Slightly poor worded and redundant, but makes it clear what information you can disclose.
Alright, can't make it any clearer than that. Thank you.

I'll have to speak with every artist that was involved in the creation here and get their story on who exactly did what. Since tasks were not given to one modeller, but instead versions were constantly updated to our SVN where the modellers would tweak and upload the changes, I don't have the complete picture of who did what. What I do know is that each model was assigned to a developer who was given the main responsibility for that model's creation.

This goes with what was said earlier in this topic by etothex, that unless the developer in question had a significant hand in the model's creation he can't claim ownership of it. The fraudster was not responsible for any such significant modelling as far as I know, but I'll have to talk with the artists involved to be 100% sure.

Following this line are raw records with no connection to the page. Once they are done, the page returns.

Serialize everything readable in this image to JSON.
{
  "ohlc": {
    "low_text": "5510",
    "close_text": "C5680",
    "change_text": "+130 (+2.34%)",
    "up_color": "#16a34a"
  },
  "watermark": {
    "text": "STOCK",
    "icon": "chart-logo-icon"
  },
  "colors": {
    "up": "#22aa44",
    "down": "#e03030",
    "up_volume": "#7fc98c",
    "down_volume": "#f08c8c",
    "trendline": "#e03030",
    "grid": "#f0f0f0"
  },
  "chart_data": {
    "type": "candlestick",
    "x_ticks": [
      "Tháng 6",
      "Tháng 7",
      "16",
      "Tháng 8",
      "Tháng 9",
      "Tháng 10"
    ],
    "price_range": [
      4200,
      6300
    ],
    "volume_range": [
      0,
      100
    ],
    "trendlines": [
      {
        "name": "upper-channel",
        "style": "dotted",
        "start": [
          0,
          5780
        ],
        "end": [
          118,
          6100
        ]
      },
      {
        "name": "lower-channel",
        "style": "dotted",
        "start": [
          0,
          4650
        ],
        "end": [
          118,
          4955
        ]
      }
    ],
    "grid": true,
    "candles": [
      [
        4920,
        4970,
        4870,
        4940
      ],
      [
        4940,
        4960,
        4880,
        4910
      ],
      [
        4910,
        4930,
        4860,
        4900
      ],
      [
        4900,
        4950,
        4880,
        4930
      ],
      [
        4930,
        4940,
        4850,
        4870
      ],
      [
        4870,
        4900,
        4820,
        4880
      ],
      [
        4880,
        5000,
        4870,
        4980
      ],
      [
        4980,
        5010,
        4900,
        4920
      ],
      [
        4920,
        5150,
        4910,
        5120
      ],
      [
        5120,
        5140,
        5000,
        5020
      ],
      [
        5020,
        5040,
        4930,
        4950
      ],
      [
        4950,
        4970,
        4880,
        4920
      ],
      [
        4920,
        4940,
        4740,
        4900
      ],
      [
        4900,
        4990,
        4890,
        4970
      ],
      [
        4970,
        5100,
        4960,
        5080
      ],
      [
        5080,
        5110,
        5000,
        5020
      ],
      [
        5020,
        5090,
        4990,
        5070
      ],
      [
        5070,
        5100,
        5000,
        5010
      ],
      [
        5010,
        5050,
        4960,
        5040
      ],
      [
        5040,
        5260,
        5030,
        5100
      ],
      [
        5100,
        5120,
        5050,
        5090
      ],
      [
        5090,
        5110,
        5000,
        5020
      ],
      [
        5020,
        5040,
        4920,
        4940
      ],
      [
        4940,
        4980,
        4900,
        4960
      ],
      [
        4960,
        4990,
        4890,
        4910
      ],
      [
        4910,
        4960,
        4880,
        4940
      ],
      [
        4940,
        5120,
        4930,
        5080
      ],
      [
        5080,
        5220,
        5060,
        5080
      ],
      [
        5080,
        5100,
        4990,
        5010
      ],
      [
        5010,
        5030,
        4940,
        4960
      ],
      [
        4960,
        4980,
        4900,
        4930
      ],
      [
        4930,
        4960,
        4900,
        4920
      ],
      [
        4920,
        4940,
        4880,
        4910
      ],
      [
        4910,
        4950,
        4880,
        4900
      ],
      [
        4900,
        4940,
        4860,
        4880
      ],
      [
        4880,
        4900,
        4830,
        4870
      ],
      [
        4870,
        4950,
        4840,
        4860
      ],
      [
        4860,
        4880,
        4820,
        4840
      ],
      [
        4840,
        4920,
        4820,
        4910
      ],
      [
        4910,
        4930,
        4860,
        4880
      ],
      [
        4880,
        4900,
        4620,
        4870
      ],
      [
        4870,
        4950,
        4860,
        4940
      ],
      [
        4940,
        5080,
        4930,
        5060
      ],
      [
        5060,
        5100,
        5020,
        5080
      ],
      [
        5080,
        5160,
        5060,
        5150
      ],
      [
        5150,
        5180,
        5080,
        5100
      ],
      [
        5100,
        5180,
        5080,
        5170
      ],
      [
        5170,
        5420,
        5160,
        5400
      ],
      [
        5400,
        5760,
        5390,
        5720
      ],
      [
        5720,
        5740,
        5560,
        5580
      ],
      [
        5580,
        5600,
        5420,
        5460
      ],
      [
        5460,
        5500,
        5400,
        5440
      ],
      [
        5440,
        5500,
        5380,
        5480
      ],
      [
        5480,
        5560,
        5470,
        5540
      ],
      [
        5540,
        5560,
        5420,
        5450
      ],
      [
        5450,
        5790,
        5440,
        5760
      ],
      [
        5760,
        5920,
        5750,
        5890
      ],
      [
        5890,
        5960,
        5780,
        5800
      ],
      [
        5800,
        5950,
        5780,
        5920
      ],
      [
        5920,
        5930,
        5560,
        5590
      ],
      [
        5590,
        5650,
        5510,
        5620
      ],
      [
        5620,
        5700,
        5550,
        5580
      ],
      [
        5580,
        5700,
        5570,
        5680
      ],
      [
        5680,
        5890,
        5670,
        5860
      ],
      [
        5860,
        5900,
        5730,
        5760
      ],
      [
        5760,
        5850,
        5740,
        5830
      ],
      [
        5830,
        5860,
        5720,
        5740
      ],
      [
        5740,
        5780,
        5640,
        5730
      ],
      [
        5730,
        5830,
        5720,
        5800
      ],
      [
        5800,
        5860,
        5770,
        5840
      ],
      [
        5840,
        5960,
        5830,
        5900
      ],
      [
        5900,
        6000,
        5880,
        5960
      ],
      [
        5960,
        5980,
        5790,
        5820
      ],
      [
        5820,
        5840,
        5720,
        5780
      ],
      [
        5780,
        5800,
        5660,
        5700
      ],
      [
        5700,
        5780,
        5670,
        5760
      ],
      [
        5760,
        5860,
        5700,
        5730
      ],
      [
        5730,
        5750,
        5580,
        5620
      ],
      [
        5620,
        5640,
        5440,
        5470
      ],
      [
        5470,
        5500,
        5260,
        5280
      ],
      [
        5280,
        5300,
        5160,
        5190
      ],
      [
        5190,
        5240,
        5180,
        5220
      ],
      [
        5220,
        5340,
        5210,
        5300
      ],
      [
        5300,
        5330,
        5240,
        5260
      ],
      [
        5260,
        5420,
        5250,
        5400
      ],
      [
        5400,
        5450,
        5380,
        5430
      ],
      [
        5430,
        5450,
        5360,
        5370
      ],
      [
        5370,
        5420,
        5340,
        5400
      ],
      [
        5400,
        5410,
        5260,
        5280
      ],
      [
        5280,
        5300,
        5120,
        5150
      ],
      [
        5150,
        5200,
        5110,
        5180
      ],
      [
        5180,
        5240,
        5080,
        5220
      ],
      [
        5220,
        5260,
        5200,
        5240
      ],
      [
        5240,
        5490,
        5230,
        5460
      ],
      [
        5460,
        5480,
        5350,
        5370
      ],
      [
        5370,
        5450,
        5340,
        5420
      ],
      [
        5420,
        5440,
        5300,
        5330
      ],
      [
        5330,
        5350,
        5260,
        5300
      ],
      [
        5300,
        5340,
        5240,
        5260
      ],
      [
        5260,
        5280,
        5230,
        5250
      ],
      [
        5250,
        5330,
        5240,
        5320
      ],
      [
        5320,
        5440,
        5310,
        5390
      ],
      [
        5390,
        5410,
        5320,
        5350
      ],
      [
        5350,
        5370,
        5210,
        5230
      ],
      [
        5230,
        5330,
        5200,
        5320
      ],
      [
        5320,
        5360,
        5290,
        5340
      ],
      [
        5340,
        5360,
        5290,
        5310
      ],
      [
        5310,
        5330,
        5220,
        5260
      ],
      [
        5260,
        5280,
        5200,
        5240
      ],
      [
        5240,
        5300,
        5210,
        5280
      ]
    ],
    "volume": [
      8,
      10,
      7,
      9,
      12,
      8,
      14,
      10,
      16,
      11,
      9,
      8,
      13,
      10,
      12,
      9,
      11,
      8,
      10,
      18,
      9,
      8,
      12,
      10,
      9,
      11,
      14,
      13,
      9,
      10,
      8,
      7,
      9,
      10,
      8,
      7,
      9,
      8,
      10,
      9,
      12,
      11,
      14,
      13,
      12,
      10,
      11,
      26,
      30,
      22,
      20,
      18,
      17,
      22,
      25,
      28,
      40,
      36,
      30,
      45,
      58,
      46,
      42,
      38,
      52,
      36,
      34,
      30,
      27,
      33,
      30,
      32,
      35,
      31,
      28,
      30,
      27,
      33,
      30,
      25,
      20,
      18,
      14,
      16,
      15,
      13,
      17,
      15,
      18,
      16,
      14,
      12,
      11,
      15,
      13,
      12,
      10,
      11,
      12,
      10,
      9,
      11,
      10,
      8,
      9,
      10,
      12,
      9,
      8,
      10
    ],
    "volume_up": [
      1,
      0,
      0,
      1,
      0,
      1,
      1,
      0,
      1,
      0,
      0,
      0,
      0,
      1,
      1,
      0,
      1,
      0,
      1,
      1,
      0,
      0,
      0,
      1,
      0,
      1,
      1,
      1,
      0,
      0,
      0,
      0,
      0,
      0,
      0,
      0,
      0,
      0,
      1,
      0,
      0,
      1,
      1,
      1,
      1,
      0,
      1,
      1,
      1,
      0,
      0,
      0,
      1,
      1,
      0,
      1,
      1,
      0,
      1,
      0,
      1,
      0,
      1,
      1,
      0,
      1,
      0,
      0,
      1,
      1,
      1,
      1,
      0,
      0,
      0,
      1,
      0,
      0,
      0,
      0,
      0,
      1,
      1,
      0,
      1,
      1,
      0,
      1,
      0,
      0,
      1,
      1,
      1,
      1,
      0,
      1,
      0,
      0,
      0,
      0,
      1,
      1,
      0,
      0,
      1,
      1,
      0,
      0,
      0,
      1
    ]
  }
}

In either way, I fail to see how this could be proven by either party; this because the models were uploaded to a SVN server when they were considered to be at a ready stage, where tweaks were applied by the whole modelling department. I'm not sure how anyone could claim to be the originator of a model, with ample proof of it, since everyone has the source files for the models.
Anyway, I just wanted to put in a last post here to thank everyone who has contributed with their knowledge to this topic. It has been very educative to me, and has built a lot of confidence in a case I thought lost.

I hope it can help others as well, and serve as a warning. Unfortunately guys like these exist in the world.

In retrospect I should never have signed that NDA in the first place. Taking it to a lawyer to get advice before signing it would be a breach of contract. Thus the conclusion must be that to have a clear vision of what you are signing and who you are signing it to, is of extreme importance when joining into a project of this nature.

Also, never send a signed contract electronically, do it by snail mail and ensure that the destination address is indeed the address of the company, and not some personal address.

I still wonder though, would it be rational to ask a company contacting you to prove the existence of the company; perhaps by snail mailing a copy of their registration papers or something? Or are such papers deemed confidential to the company?

Again though, thank you all for your contributions.